Dr Lee Streeter has solved a problem. But not just any problem – one that’s plagued other experts in his field for years.
He has successfully accounted for movement in time-of-flight range imaging, which allows for physical measurements to be captured by timing how long it takes a light wave to travel to an object and back.
Time-of-flight cameras have been designed to measure the distance within static scenes but usually can’t interpret scenes with complicated motion. Dr Streeter’s world-leading mathematical modelling has fixed that, meaning motion can be captured more accurately and with little corruption.
It’s a challenge many other researchers and time-of-flight specialists haven’t been able to solve, until now.
“I’ve actually been working on the problem of motion since 2010, researching how to approach it. Then when I got a Marsden grant in 2015, I have been working since then to find the best solutions.
“It’s like a Rubik’s Cube. When you find the solution it’s very easy to verify it’s correct, but there’s a lot of different ways to get there – you just have to find the right way.”

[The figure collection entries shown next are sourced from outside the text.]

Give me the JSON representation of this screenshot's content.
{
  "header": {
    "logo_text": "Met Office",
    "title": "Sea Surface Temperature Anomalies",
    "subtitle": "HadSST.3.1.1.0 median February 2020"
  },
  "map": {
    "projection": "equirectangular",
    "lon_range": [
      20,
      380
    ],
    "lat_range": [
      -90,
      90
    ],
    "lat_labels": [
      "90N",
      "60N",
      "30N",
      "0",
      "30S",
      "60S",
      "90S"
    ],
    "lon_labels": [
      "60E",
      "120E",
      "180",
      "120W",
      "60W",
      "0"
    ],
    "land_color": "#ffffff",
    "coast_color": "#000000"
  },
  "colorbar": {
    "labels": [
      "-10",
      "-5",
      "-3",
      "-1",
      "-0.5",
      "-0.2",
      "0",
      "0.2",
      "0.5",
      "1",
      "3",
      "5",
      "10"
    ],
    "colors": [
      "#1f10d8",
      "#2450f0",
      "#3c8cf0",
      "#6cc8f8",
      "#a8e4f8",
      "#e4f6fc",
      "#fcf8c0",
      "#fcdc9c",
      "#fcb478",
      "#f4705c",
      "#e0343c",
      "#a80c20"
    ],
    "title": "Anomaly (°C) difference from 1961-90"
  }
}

The University of Waikato lecturer was recognised for his work recently at the annual Kudos Awards – New Zealand’s premier regional science excellence awards that recognises top scientists from Hamilton and the Waikato region.

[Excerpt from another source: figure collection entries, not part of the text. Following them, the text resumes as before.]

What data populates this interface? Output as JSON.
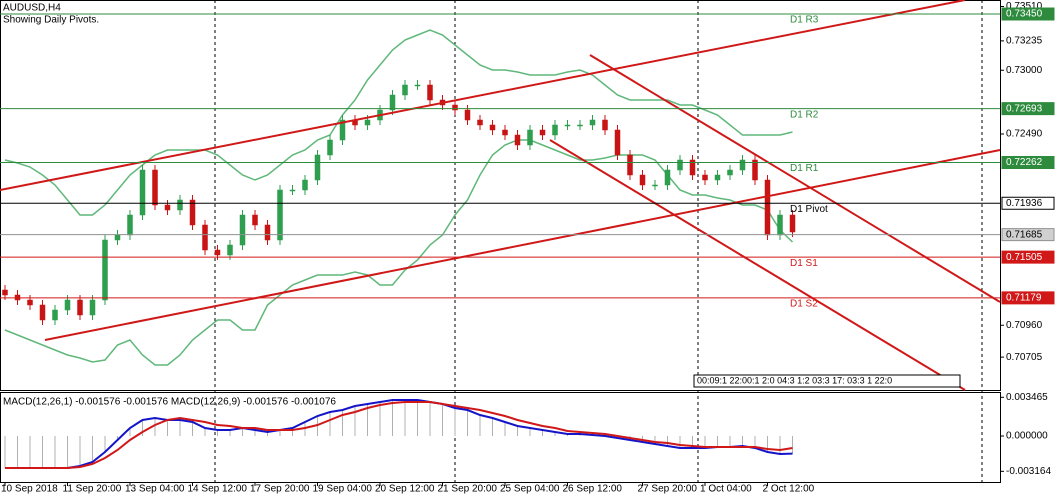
{
  "chart_data": [
    {
      "type": "candlestick",
      "title": "AUDUSD,H4",
      "subtitle": "Showing Daily Pivots.",
      "categories": [
        "10 Sep 2018",
        null,
        null,
        null,
        null,
        "11 Sep 20:00",
        null,
        null,
        null,
        null,
        "13 Sep 04:00",
        null,
        null,
        null,
        null,
        "14 Sep 12:00",
        null,
        null,
        null,
        null,
        "17 Sep 20:00",
        null,
        null,
        null,
        null,
        "19 Sep 04:00",
        null,
        null,
        null,
        null,
        "20 Sep 12:00",
        null,
        null,
        null,
        null,
        "21 Sep 20:00",
        null,
        null,
        null,
        null,
        "25 Sep 04:00",
        null,
        null,
        null,
        null,
        "26 Sep 12:00",
        null,
        null,
        null,
        null,
        null,
        "27 Sep 20:00",
        null,
        null,
        null,
        null,
        "1 Oct 04:00",
        null,
        null,
        null,
        null,
        "2 Oct 12:00",
        null,
        null
      ],
      "open": [
        0.71242,
        0.71202,
        0.71162,
        0.71122,
        0.71002,
        0.71082,
        0.71162,
        0.71042,
        0.71162,
        0.71642,
        0.71682,
        0.71842,
        0.72202,
        0.71922,
        0.71882,
        0.71962,
        0.71762,
        0.71562,
        0.71522,
        0.71602,
        0.71842,
        0.71762,
        0.71642,
        0.72042,
        0.72042,
        0.72122,
        0.72322,
        0.72442,
        0.72602,
        0.72562,
        0.72602,
        0.72682,
        0.72802,
        0.72882,
        0.72882,
        0.72762,
        0.72722,
        0.72682,
        0.72602,
        0.72562,
        0.72522,
        0.72482,
        0.72402,
        0.72522,
        0.72482,
        0.72562,
        0.72562,
        0.72562,
        0.72602,
        0.72522,
        0.72322,
        0.72162,
        0.72082,
        0.72082,
        0.72202,
        0.72282,
        0.72162,
        0.72122,
        0.72162,
        0.72202,
        0.72282,
        0.72122,
        0.71682,
        0.71842
      ],
      "high": [
        0.71282,
        0.71242,
        0.71202,
        0.71162,
        0.71122,
        0.71202,
        0.71202,
        0.71202,
        0.71682,
        0.71722,
        0.71882,
        0.72242,
        0.72242,
        0.71962,
        0.72002,
        0.72002,
        0.71802,
        0.71602,
        0.71642,
        0.71882,
        0.71882,
        0.71802,
        0.72082,
        0.72082,
        0.72162,
        0.72362,
        0.72482,
        0.72642,
        0.72642,
        0.72642,
        0.72722,
        0.72842,
        0.72922,
        0.72922,
        0.72922,
        0.72802,
        0.72762,
        0.72722,
        0.72642,
        0.72602,
        0.72562,
        0.72522,
        0.72562,
        0.72562,
        0.72602,
        0.72602,
        0.72602,
        0.72642,
        0.72642,
        0.72562,
        0.72362,
        0.72202,
        0.72122,
        0.72242,
        0.72322,
        0.72322,
        0.72202,
        0.72202,
        0.72242,
        0.72322,
        0.72322,
        0.72162,
        0.71882,
        0.71882
      ],
      "low": [
        0.71162,
        0.71122,
        0.71082,
        0.70962,
        0.70962,
        0.71042,
        0.71002,
        0.71002,
        0.71122,
        0.71602,
        0.71642,
        0.71802,
        0.71882,
        0.71842,
        0.71842,
        0.71722,
        0.71522,
        0.71482,
        0.71482,
        0.71562,
        0.71722,
        0.71602,
        0.71602,
        0.72002,
        0.72002,
        0.72082,
        0.72282,
        0.72402,
        0.72522,
        0.72522,
        0.72562,
        0.72642,
        0.72762,
        0.72842,
        0.72722,
        0.72682,
        0.72642,
        0.72562,
        0.72522,
        0.72482,
        0.72442,
        0.72362,
        0.72362,
        0.72442,
        0.72442,
        0.72522,
        0.72522,
        0.72522,
        0.72482,
        0.72282,
        0.72122,
        0.72042,
        0.72042,
        0.72042,
        0.72162,
        0.72122,
        0.72082,
        0.72082,
        0.72122,
        0.72162,
        0.72082,
        0.71642,
        0.71642,
        0.71666
      ],
      "close": [
        0.71202,
        0.71162,
        0.71122,
        0.71002,
        0.71082,
        0.71162,
        0.71042,
        0.71162,
        0.71642,
        0.71682,
        0.71842,
        0.72202,
        0.71922,
        0.71882,
        0.71962,
        0.71762,
        0.71562,
        0.71522,
        0.71602,
        0.71842,
        0.71762,
        0.71642,
        0.72042,
        0.72042,
        0.72122,
        0.72322,
        0.72442,
        0.72602,
        0.72562,
        0.72602,
        0.72682,
        0.72802,
        0.72882,
        0.72882,
        0.72762,
        0.72722,
        0.72682,
        0.72602,
        0.72562,
        0.72522,
        0.72482,
        0.72402,
        0.72522,
        0.72482,
        0.72562,
        0.72562,
        0.72562,
        0.72602,
        0.72522,
        0.72322,
        0.72162,
        0.72082,
        0.72082,
        0.72202,
        0.72282,
        0.72162,
        0.72122,
        0.72162,
        0.72202,
        0.72282,
        0.72122,
        0.71682,
        0.71842,
        0.71706
      ],
      "up_color": "#2e9e4f",
      "down_color": "#c81414",
      "bands": {
        "color": "#5fb87a",
        "upper": [
          0.72282,
          0.72258,
          0.72226,
          0.72162,
          0.72082,
          0.71962,
          0.71842,
          0.71842,
          0.71922,
          0.72042,
          0.72162,
          0.72242,
          0.72322,
          0.72362,
          0.72362,
          0.72362,
          0.72362,
          0.72322,
          0.72242,
          0.72162,
          0.72122,
          0.72162,
          0.72242,
          0.72322,
          0.72362,
          0.72442,
          0.72482,
          0.72642,
          0.72762,
          0.72922,
          0.73042,
          0.73162,
          0.73242,
          0.73282,
          0.73322,
          0.73282,
          0.73202,
          0.73122,
          0.73042,
          0.73002,
          0.73002,
          0.72986,
          0.72962,
          0.72962,
          0.72962,
          0.72986,
          0.73002,
          0.72962,
          0.72882,
          0.72802,
          0.72762,
          0.72762,
          0.72762,
          0.72762,
          0.72722,
          0.72722,
          0.72682,
          0.72642,
          0.72562,
          0.72482,
          0.72482,
          0.72482,
          0.72482,
          0.72506
        ],
        "lower": [
          0.70922,
          0.70882,
          0.70842,
          0.70802,
          0.70762,
          0.70722,
          0.70698,
          0.70666,
          0.70682,
          0.70802,
          0.70842,
          0.70722,
          0.70642,
          0.70642,
          0.70722,
          0.70842,
          0.70922,
          0.71002,
          0.71002,
          0.70922,
          0.70922,
          0.71122,
          0.71202,
          0.71282,
          0.71322,
          0.71362,
          0.71362,
          0.71362,
          0.71386,
          0.71362,
          0.71282,
          0.71282,
          0.71402,
          0.71482,
          0.71602,
          0.71682,
          0.71842,
          0.71962,
          0.72162,
          0.72322,
          0.72402,
          0.72442,
          0.72442,
          0.72402,
          0.72362,
          0.72322,
          0.72282,
          0.72282,
          0.72298,
          0.72322,
          0.72322,
          0.72322,
          0.72282,
          0.72162,
          0.72042,
          0.72002,
          0.72002,
          0.71978,
          0.71962,
          0.71922,
          0.71922,
          0.71882,
          0.71722,
          0.71626
        ]
      },
      "ylim": [
        0.70442,
        0.73562
      ],
      "yticks": [
        {
          "value": 0.7351,
          "label": "0.73510"
        },
        0.73235,
        {
          "value": 0.73,
          "label": "0.73000"
        },
        {
          "value": 0.7249,
          "label": "0.72490"
        },
        {
          "value": 0.7096,
          "label": "0.70960"
        },
        0.70705
      ],
      "levels": [
        {
          "name": "D1 R3",
          "value": 0.7345,
          "value_label": "0.73450",
          "color": "#2e8b3e"
        },
        {
          "name": "D1 R2",
          "value": 0.72693,
          "color": "#2e8b3e"
        },
        {
          "name": "D1 R1",
          "value": 0.72262,
          "color": "#2e8b3e"
        },
        {
          "name": "D1 Pivot",
          "value": 0.71936,
          "color": "#000000"
        },
        {
          "name": "D1 S1",
          "value": 0.71505,
          "color": "#d01818"
        },
        {
          "name": "D1 S2",
          "value": 0.71179,
          "color": "#d01818"
        }
      ],
      "current_price": 0.71685,
      "status_text": "00:09:1 22:00:1 2:0 04:3 1:2 03:3 17: 03:3 1 22:0"
    },
    {
      "type": "macd",
      "title": "MACD(12,26,1) -0.001576 -0.001576 MACD(12,26,9) -0.001576 -0.001076",
      "histogram_color": "#b0b0b0",
      "series": [
        {
          "color": "#1414c8",
          "values": [
            -0.002864,
            -0.002864,
            -0.002864,
            -0.002864,
            -0.002864,
            -0.002864,
            -0.002685,
            -0.002327,
            -0.001432,
            -0.000358,
            0.000716,
            0.001432,
            0.001611,
            0.001432,
            0.001432,
            0.001253,
            0.000716,
            0.000537,
            0.000537,
            0.000716,
            0.000537,
            0.000358,
            0.000537,
            0.000716,
            0.001253,
            0.00179,
            0.002148,
            0.002327,
            0.002685,
            0.002864,
            0.003043,
            0.003222,
            0.003222,
            0.003222,
            0.003043,
            0.002864,
            0.002506,
            0.002327,
            0.00188,
            0.001611,
            0.001253,
            0.000895,
            0.000716,
            0.000537,
            0.000358,
            0.000179,
            0.000179,
            9e-05,
            0,
            -0.000179,
            -0.000358,
            -0.000537,
            -0.000716,
            -0.000895,
            -0.001074,
            -0.001074,
            -0.001074,
            -0.000985,
            -0.000985,
            -0.000895,
            -0.001074,
            -0.001432,
            -0.001611,
            -0.001576
          ]
        },
        {
          "color": "#d01818",
          "values": [
            -0.002864,
            -0.002864,
            -0.002864,
            -0.002864,
            -0.002864,
            -0.002864,
            -0.002775,
            -0.002506,
            -0.001969,
            -0.001253,
            -0.000358,
            0.000358,
            0.000985,
            0.001432,
            0.001611,
            0.001432,
            0.001253,
            0.000985,
            0.000895,
            0.000716,
            0.000716,
            0.000537,
            0.000537,
            0.000537,
            0.000716,
            0.000985,
            0.001432,
            0.00188,
            0.002148,
            0.002506,
            0.002775,
            0.002954,
            0.003043,
            0.003043,
            0.003043,
            0.002864,
            0.002685,
            0.002506,
            0.002327,
            0.002059,
            0.00179,
            0.001432,
            0.001164,
            0.000895,
            0.000716,
            0.000448,
            0.000358,
            0.000269,
            0.000179,
            0,
            -0.000179,
            -0.000358,
            -0.000537,
            -0.000627,
            -0.000806,
            -0.000895,
            -0.000985,
            -0.000985,
            -0.000985,
            -0.000985,
            -0.000985,
            -0.001164,
            -0.001253,
            -0.001076
          ]
        }
      ],
      "ylim": [
        -0.00421,
        0.00394
      ],
      "yticks": [
        0.003465,
        {
          "value": 0,
          "label": "0.000000"
        },
        -0.003164
      ]
    }
  ]
}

Dr Streeter was presented with the Datamars Engineering Science Award at the event, and says this kind of recognition is important because it’s about celebrating high-level research.
“What I’m really happy about is that this award is an excellence award – meaning it’s about doing really, really good research.
“More important than who wins is that there’s recognition for research activity at a high level.”
Dr Streeter’s work has sparked interest from diverse industries and fields, including robotics, herd monitoring and baggage handling at airports.
He says big electronic companies like Apple, Microsoft and Sony are interested in time-of-flight technology, and use it for things like augmented reality, games, and image sensors.
About 10 people in the world are working on the same thing he is. He’s got one idea ready to patent, and he’s fairly confident these big players will want a piece of it.
But for now Dr Streeter is tying loose ends with his research findings, and relishing in the fact he’s solved an issue he started tackling almost ten years ago.
“There’s only four to five major forms of error that need to be solved and this is the last big one.”